Efficiency: Parallel tool calls when independent; sub-agents for heavy investigation; validate with repo commands before claiming done.
Issue closure: Do not close an issue while any linked PR (including Draft) is open.
Epics: Close only when every listed child issue is closed and linked PRs merged or closed; link new children with Closes + Epic body list.

Documentation expedite¶

rune-docs merges on its own cadence. Stale docs → PR immediately. Docs PRs: mkdocs build --strict + review — not blocked on feature milestones.

Definition of Done (pre-PR)¶

Pick the highest applicable level. CI green alone is not enough.

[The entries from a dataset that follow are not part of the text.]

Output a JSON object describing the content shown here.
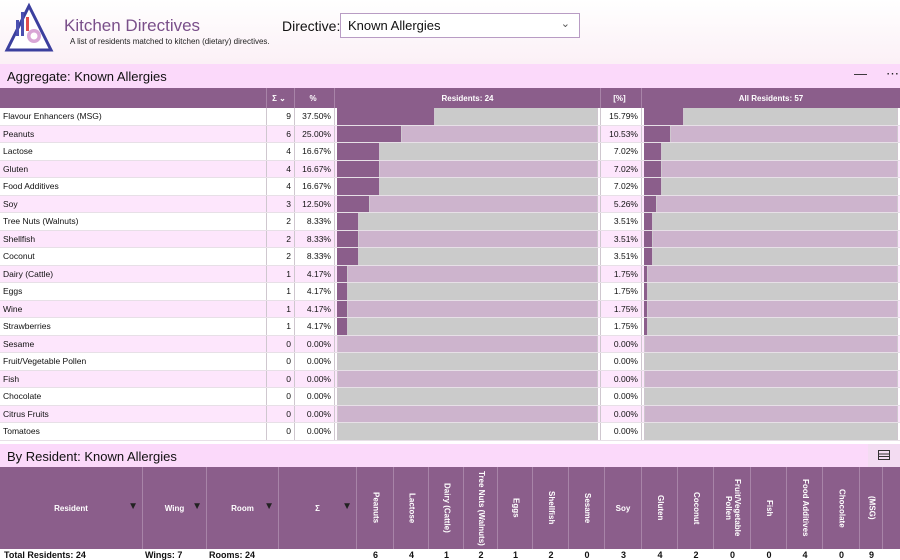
{
  "app": {
    "title": "Kitchen Directives",
    "subtitle": "A list of residents matched to kitchen (dietary) directives."
  },
  "directive": {
    "label": "Directive:",
    "value": "Known Allergies"
  },
  "aggregate": {
    "title": "Aggregate: Known Allergies",
    "minimize": "—",
    "more": "⋯",
    "headers": {
      "sum": "Σ",
      "sort": "⌄",
      "pct": "%",
      "residents": "Residents: 24",
      "pct2": "[%]",
      "all": "All Residents: 57"
    },
    "rows": [
      {
        "name": "Flavour Enhancers (MSG)",
        "n": "9",
        "p": "37.50%",
        "p2": "15.79%",
        "f1": 0.375,
        "f2": 0.1579
      },
      {
        "name": "Peanuts",
        "n": "6",
        "p": "25.00%",
        "p2": "10.53%",
        "f1": 0.25,
        "f2": 0.1053
      },
      {
        "name": "Lactose",
        "n": "4",
        "p": "16.67%",
        "p2": "7.02%",
        "f1": 0.1667,
        "f2": 0.0702
      },
      {
        "name": "Gluten",
        "n": "4",
        "p": "16.67%",
        "p2": "7.02%",
        "f1": 0.1667,
        "f2": 0.0702
      },
      {
        "name": "Food Additives",
        "n": "4",
        "p": "16.67%",
        "p2": "7.02%",
        "f1": 0.1667,
        "f2": 0.0702
      },
      {
        "name": "Soy",
        "n": "3",
        "p": "12.50%",
        "p2": "5.26%",
        "f1": 0.125,
        "f2": 0.0526
      },
      {
        "name": "Tree Nuts (Walnuts)",
        "n": "2",
        "p": "8.33%",
        "p2": "3.51%",
        "f1": 0.0833,
        "f2": 0.0351
      },
      {
        "name": "Shellfish",
        "n": "2",
        "p": "8.33%",
        "p2": "3.51%",
        "f1": 0.0833,
        "f2": 0.0351
      },
      {
        "name": "Coconut",
        "n": "2",
        "p": "8.33%",
        "p2": "3.51%",
        "f1": 0.0833,
        "f2": 0.0351
      },
      {
        "name": "Dairy (Cattle)",
        "n": "1",
        "p": "4.17%",
        "p2": "1.75%",
        "f1": 0.0417,
        "f2": 0.0175
      },
      {
        "name": "Eggs",
        "n": "1",
        "p": "4.17%",
        "p2": "1.75%",
        "f1": 0.0417,
        "f2": 0.0175
      },
      {
        "name": "Wine",
        "n": "1",
        "p": "4.17%",
        "p2": "1.75%",
        "f1": 0.0417,
        "f2": 0.0175
      },
      {
        "name": "Strawberries",
        "n": "1",
        "p": "4.17%",
        "p2": "1.75%",
        "f1": 0.0417,
        "f2": 0.0175
      },
      {
        "name": "Sesame",
        "n": "0",
        "p": "0.00%",
        "p2": "0.00%",
        "f1": 0,
        "f2": 0
      },
      {
        "name": "Fruit/Vegetable Pollen",
        "n": "0",
        "p": "0.00%",
        "p2": "0.00%",
        "f1": 0,
        "f2": 0
      },
      {
        "name": "Fish",
        "n": "0",
        "p": "0.00%",
        "p2": "0.00%",
        "f1": 0,
        "f2": 0
      },
      {
        "name": "Chocolate",
        "n": "0",
        "p": "0.00%",
        "p2": "0.00%",
        "f1": 0,
        "f2": 0
      },
      {
        "name": "Citrus Fruits",
        "n": "0",
        "p": "0.00%",
        "p2": "0.00%",
        "f1": 0,
        "f2": 0
      },
      {
        "name": "Tomatoes",
        "n": "0",
        "p": "0.00%",
        "p2": "0.00%",
        "f1": 0,
        "f2": 0
      }
    ]
  },
  "by_resident": {
    "title": "By Resident: Known Allergies",
    "layout_icon": "layout-icon",
    "filter_icon": "filter-icon",
    "columns": [
      {
        "label": "Resident",
        "vertical": false,
        "filter": true,
        "total": "Total Residents: 24"
      },
      {
        "label": "Wing",
        "vertical": false,
        "filter": true,
        "total": "Wings: 7"
      },
      {
        "label": "Room",
        "vertical": false,
        "filter": true,
        "total": "Rooms: 24"
      },
      {
        "label": "Σ",
        "vertical": false,
        "filter": true,
        "total": ""
      },
      {
        "label": "Peanuts",
        "vertical": true,
        "total": "6"
      },
      {
        "label": "Lactose",
        "vertical": true,
        "total": "4"
      },
      {
        "label": "Dairy (Cattle)",
        "vertical": true,
        "total": "1"
      },
      {
        "label": "Tree Nuts (Walnuts)",
        "vertical": true,
        "total": "2"
      },
      {
        "label": "Eggs",
        "vertical": true,
        "total": "1"
      },
      {
        "label": "Shellfish",
        "vertical": true,
        "total": "2"
      },
      {
        "label": "Sesame",
        "vertical": true,
        "total": "0"
      },
      {
        "label": "Soy",
        "vertical": false,
        "total": "3"
      },
      {
        "label": "Gluten",
        "vertical": true,
        "total": "4"
      },
      {
        "label": "Coconut",
        "vertical": true,
        "total": "2"
      },
      {
        "label": "Fruit/Vegetable Pollen",
        "vertical": true,
        "total": "0"
      },
      {
        "label": "Fish",
        "vertical": true,
        "total": "0"
      },
      {
        "label": "Food Additives",
        "vertical": true,
        "total": "4"
      },
      {
        "label": "Chocolate",
        "vertical": true,
        "total": "0"
      },
      {
        "label": "(MSG)",
        "vertical": true,
        "total": "9"
      }
    ]
  }
}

Level 1 (runtime, API, drivers, agents, charts, Docker): docker-compose E2E; kind E2E (kind/kubectl/helm, kind load docker-image); standalone CLI E2E; breaking-change review (API, persistence, protocols). Deps: run pip-audit (not safety) before PR; never ship a known new CVE — fix, replace, fork-patch, or escalate to lpasquali. Healthchecks: prefer 127.0.0.1; volume mounts: chown in image for non-root.
Level 2 (tests/CI/coverage/linter config only, no runtime code): full test suite; coverage not degraded; no CI regressions.
Level 3 (rune-docs content only): mkdocs build --strict + review.

Evidence: Every checked acceptance criterion needs proof (CI logs count where applicable). rune-docs / rune-ui: screenshots mandatory when UI matters — headless capture + you verify the image; else Draft PR + HUMAN INTERVENTION REQUIRED for screenshots. Also logs, diffs, command output as appropriate.

SOP: issue → merge¶

Assign — lpasquali + Take issue label steps if user-directed (no halt on label mismatch).
Isolate — branch (+ repro for bugs).
Research — rune-docs + code.
Halt — confirm 1–2 done; user OK to Execute.
Execute — minimal scope; strong tests.
Verify — mocks at boundaries; coverage/SLSA expectations.
E2E — per DoD Level 1 when Level 1 applies; attach evidence.
PR — template + rebase; green CI.
Persist — CURRENT_STATE.md after merge.

Audit Agents¶

When changes match a row, run the checks before PR; FAIL → no PR. Full detail: Audit Agents.

Change	Checks (examples)
Deps (`requirements.txt`, `pyproject.toml`, `go.mod`)	`legal check:dep` + `cyber check:dep`
New agent/driver	`legal check:integration`
API/auth/CRD	`cyber check:api`
`.github/workflows/`	`cyber check:supply-chain`
Dockerfile / base image	`legal check:dep` + `cyber check:supply-chain`
Helm values	`cyber check:api`

License problems → priority/p0. Milestone / quarterly: full legal + cyber audits as needed.

Tone¶

Professional, concise; optimize for reliability, automation, and security.